Le syndrome de Guillain-Barré touche chaque année 0,6 à 2,6/100 000 sujets en Europe comme en Amérique du Nord. Il peut mener à une insuffisance respiratoire aiguë (IRA). Au décours du syndrome, 30 % des sujets développent une dépendance à la ventilation, avec à la clé un risque accru de décès. Comment l’éviter ? En pratique, le délai optimal avant mise sous ventilation des patients reste très controversé. D’un côté, on sait que l’intubation en urgence peut déclencher une dysautonomie cardiovasculaire, qui peut précipiter la mort, ce qui plaide pour une ventilation précoce. De l’autre, on sait que tous les Guillain-Barré n’auront pas besoin d’être ventilés.

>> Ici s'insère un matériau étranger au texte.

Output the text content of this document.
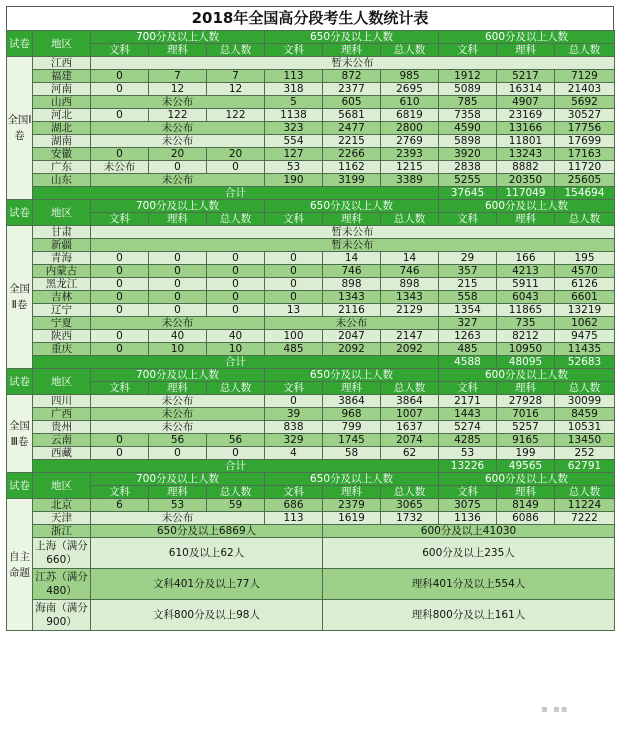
2018年全国高分段考生人数统计表
试卷	地区	700分及以上人数			650分及以上人数			600分及以上人数		
		文科	理科	总人数	文科	理科	总人数	文科	理科	总人数
全国Ⅰ卷	江西	暂未公布								
	福建	0	7	7	113	872	985	1912	5217	7129
	河南	0	12	12	318	2377	2695	5089	16314	21403
	山西	未公布			5	605	610	785	4907	5692
	河北	0	122	122	1138	5681	6819	7358	23169	30527
	湖北	未公布			323	2477	2800	4590	13166	17756
	湖南	未公布			554	2215	2769	5898	11801	17699
	安徽	0	20	20	127	2266	2393	3920	13243	17163
	广东	未公布	0	0	53	1162	1215	2838	8882	11720
	山东	未公布			190	3199	3389	5255	20350	25605
	合计							37645	117049	154694
试卷	地区	700分及以上人数			650分及以上人数			600分及以上人数		
		文科	理科	总人数	文科	理科	总人数	文科	理科	总人数
全国Ⅱ卷	甘肃	暂未公布								
	新疆	暂未公布								
	青海	0	0	0	0	14	14	29	166	195
	内蒙古	0	0	0	0	746	746	357	4213	4570
	黑龙江	0	0	0	0	898	898	215	5911	6126
	吉林	0	0	0	0	1343	1343	558	6043	6601
	辽宁	0	0	0	13	2116	2129	1354	11865	13219
	宁夏	未公布			未公布			327	735	1062
	陕西	0	40	40	100	2047	2147	1263	8212	9475
	重庆	0	10	10	485	2092	2092	485	10950	11435
	合计							4588	48095	52683
试卷	地区	700分及以上人数			650分及以上人数			600分及以上人数		
		文科	理科	总人数	文科	理科	总人数	文科	理科	总人数
全国Ⅲ卷	四川	未公布			0	3864	3864	2171	27928	30099
	广西	未公布			39	968	1007	1443	7016	8459
	贵州	未公布			838	799	1637	5274	5257	10531
	云南	0	56	56	329	1745	2074	4285	9165	13450
	西藏	0	0	0	4	58	62	53	199	252
	合计							13226	49565	62791
试卷	地区	700分及以上人数			650分及以上人数			600分及以上人数		
		文科	理科	总人数	文科	理科	总人数	文科	理科	总人数
自主命题	北京	6	53	59	686	2379	3065	3075	8149	11224
	天津	未公布			113	1619	1732	1136	6086	7222
	浙江	650分及以上6869人				600分及以上41030				
	上海（满分660）	610及以上62人				600分及以上235人				
	江苏（满分480）	文科401分及以上77人				理科401分及以上554人				
	海南（满分900）	文科800分及以上98人				理科800分及以上161人				
▪︎ ▪︎▪︎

Dans 80 % des cas, les patients nécessitant une ventilation ont été hospitalisés dans la semaine suivant le début des symptômes, présentent une incapacité à relever la tête ainsi qu’une capacité vitale forcée (CVF) inférieure à 60 % de celle attendue. Les patients qu’on retrouve dans les lits de réanimation avaient, pour 80 % d’entre eux, des difficultés à avaler. Ce qui plaide pour la ventilation précoce de ces seuls sujets à haut risque d’insuffisance respiratoire aiguë.
Et, comme les pneumopathies acquises durant l’hospitalisation sont l’une des complications courantes et sévères du syndrome de Guillain Barré, une étude a été menée pour tester, sur le sous-groupe de sujets à haut risque, l’apport d’une ventilation mécanique précoce en termes de risque de pneumonie acquise chez ces patients (1). L’hypothèse était séduisante, mais elle fait chou blanc, du moins dans cette étude de taille limitée. Ce petit essai français échoue en effet à mettre en évidence un quelconque bénéfice significatif associé à la ventilation précoce dans des syndromes de Guillain Barré à haut risque d’insuffisance respiratoire aiguë.
Une petite étude de phase II monocentrique exploratoire
L’étude, menée à l’hôpital Raymond Poincaré à Garches, est une étude monocentrique de phase II, de sécurité et d’efficacité randomisée en groupes parallèles, menée en simple aveugle. Elle a testé la ventilation mécanique précoce — non invasive au moins 6 heures/jour ou invasive avec intubation endotrachéale en cas de difficulté de déglutition — plus physiothérapie, versus une prise en charge traditionnelle associant physiothérapie et oxygène au masque en cas de besoin.
Les sujets pour être inclus devaient souffrir d’un syndrome de Guillain Barré, avoir plus de 18 ans et être à risque élevé d’insuffisance respiratoire aiguë, c’est-à-dire être dans l’incapacité de relever la tête et présenter un déficit moteur ne datant pas de plus de 7 jours. Les patients présentant : des signes de détresse respiratoire (PaC02 > 6,4 kPa, PaO2 < 7,5 kPa et CVF < 20 % ou < 15 ml/kg), une altération de la conscience (score de coma de Glasgow < 8), un état hémodynamique instable, une pneumonie préexistante ainsi que les femmes enceintes, ont été exclus.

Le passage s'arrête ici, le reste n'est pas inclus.